Jones, turning his own attention exclusively to Mallory, to permit the effort to proceed even more successfully, but glancing at her occasionally, could see the diffidence melting away like snow in a hot sun. The only regrettable thing about it, he reflected, was that it would never come again, it was gone for good — at least with them. That first minute in the doorway was already gone. They had made her that much older. It was like quicksilver, that quality of being young; even as you looked at it, it had already grown a little older before your very eyes.

Mitty was already up and stirring when he opened his eyes the next morning, although the mists of dawn were still swirling about the place, inside and out. The coolness of the early morning at this altitude was delicious. It smelled of ferns and dew.

“Some improvement, isn’t it?” he greeted her cheerfully. “After that caldron we’ve been stewing in until now. I’m glad I called that doctor fellow in that night.”

“Come on,” she said. “Do you want to come with me for a ride? I’ve been outside already, and that boy that rode up with us yesterday is bringing a couple of the horses around.”

He groped for his shoes along the floor, interrupted himself to plant a hand against his writhing back. “I’m still stiff from yesterday, but I suppose one of the quickest ways of getting rid of it is to get stiff all over again today.”

She shifted weight from foot to foot in the doorway. “Hurry up, don’t take so long.

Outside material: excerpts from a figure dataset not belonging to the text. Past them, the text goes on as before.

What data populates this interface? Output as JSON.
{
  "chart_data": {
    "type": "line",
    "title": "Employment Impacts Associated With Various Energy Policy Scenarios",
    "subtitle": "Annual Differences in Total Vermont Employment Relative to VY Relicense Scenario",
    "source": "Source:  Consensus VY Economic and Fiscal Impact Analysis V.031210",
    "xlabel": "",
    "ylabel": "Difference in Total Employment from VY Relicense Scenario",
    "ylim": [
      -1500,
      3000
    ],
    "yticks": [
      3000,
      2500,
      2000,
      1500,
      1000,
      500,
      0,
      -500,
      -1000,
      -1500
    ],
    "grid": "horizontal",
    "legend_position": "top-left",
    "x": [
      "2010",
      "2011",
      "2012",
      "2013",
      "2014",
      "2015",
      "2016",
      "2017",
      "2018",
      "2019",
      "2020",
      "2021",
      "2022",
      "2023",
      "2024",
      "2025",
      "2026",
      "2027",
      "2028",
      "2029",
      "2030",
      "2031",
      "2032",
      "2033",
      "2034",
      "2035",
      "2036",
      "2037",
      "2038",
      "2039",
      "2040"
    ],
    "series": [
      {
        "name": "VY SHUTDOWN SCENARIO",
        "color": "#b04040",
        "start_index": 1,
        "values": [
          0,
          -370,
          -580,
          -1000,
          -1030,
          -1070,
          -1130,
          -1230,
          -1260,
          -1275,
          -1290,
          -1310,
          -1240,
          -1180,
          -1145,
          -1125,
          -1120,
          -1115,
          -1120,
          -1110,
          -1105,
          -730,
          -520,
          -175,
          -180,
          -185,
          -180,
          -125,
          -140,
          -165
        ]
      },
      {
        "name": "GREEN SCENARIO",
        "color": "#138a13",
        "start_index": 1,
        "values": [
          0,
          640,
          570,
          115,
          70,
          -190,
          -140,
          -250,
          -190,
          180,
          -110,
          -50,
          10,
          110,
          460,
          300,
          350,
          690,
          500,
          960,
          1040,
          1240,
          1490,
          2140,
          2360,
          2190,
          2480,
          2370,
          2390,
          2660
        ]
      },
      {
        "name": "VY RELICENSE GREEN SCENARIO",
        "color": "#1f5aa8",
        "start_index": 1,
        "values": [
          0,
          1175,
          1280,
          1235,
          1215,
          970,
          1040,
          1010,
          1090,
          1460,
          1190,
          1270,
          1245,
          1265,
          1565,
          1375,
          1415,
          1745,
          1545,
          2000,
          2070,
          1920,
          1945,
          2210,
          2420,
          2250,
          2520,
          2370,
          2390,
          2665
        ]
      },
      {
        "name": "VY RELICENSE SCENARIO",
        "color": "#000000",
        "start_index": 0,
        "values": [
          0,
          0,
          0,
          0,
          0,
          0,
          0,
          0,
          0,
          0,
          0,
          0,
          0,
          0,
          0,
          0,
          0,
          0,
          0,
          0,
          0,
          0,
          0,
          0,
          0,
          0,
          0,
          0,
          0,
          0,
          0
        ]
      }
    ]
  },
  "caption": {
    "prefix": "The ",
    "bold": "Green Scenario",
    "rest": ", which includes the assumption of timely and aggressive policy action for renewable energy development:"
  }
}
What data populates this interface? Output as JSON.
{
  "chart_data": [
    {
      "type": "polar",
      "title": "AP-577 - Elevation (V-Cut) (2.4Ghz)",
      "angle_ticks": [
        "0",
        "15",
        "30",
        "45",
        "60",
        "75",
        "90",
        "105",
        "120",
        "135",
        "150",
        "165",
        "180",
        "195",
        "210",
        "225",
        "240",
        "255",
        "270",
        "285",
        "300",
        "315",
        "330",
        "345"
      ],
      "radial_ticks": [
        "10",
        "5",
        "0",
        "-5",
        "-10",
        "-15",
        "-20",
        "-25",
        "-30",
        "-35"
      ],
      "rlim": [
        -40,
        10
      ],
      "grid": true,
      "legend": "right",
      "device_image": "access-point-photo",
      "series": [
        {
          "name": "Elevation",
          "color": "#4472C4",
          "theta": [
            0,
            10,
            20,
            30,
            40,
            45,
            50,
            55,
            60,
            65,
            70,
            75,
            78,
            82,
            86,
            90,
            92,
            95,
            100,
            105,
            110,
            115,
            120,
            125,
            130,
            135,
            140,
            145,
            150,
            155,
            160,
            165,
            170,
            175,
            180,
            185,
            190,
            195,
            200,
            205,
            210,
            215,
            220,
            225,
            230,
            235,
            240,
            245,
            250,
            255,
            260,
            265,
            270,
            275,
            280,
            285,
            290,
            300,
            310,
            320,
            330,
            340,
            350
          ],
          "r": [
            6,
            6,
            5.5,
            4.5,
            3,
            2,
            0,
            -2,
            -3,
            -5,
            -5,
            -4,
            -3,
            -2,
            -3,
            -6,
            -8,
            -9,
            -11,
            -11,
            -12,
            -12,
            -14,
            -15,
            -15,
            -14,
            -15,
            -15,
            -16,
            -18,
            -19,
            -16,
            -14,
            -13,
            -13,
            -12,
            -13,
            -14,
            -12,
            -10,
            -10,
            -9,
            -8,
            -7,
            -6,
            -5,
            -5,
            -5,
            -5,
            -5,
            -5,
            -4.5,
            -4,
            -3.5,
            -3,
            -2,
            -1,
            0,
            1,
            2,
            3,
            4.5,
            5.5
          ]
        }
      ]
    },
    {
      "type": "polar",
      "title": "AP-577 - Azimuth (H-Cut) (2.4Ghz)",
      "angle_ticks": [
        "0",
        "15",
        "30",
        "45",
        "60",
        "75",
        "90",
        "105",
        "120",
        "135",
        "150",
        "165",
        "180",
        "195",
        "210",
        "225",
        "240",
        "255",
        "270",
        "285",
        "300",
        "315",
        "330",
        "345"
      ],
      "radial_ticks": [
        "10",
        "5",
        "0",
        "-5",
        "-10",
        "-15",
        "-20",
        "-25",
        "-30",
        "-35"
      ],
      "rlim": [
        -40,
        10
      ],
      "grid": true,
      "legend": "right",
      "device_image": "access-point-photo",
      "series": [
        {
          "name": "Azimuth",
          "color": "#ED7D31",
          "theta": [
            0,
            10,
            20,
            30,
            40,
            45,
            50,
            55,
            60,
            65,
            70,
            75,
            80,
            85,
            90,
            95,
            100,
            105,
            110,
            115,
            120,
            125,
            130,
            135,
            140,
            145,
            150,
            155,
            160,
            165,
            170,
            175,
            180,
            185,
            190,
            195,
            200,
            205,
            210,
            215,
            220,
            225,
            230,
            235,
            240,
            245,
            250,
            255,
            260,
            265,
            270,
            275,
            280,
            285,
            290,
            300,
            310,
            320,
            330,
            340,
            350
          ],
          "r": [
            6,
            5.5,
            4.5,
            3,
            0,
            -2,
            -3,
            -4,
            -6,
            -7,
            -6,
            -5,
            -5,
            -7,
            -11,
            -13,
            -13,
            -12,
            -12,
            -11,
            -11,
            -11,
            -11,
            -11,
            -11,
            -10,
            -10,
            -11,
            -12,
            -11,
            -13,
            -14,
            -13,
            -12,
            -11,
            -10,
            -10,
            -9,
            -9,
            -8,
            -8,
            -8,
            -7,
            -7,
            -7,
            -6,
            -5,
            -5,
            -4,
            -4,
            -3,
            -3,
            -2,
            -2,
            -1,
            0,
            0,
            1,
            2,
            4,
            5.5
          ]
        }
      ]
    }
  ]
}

Oh, never mind your tie!”

“That was just habit,” he grinned, casting it behind him. “Gosh, you’re impatient, aren’t you?” He liked to see her that way. It was better than all that broody stuff down on the coast.

The two horses were outside waiting for them, Pascual afoot between them. Early as he’d thought it was, he found Mallory already on the veranda.

“Going for a ride, I see. Want me to send Pascual with you?”

“No, why bother? You might need him around the place here. We’ll just lope out a way, turn around, and come back again.”

She was already mounted. She shook her unbound hair back, like a rippling mane. “Come on, Larry, you take so long to get started.”

“I haven’t got the sleep out of my eyes yet,” he grimaced.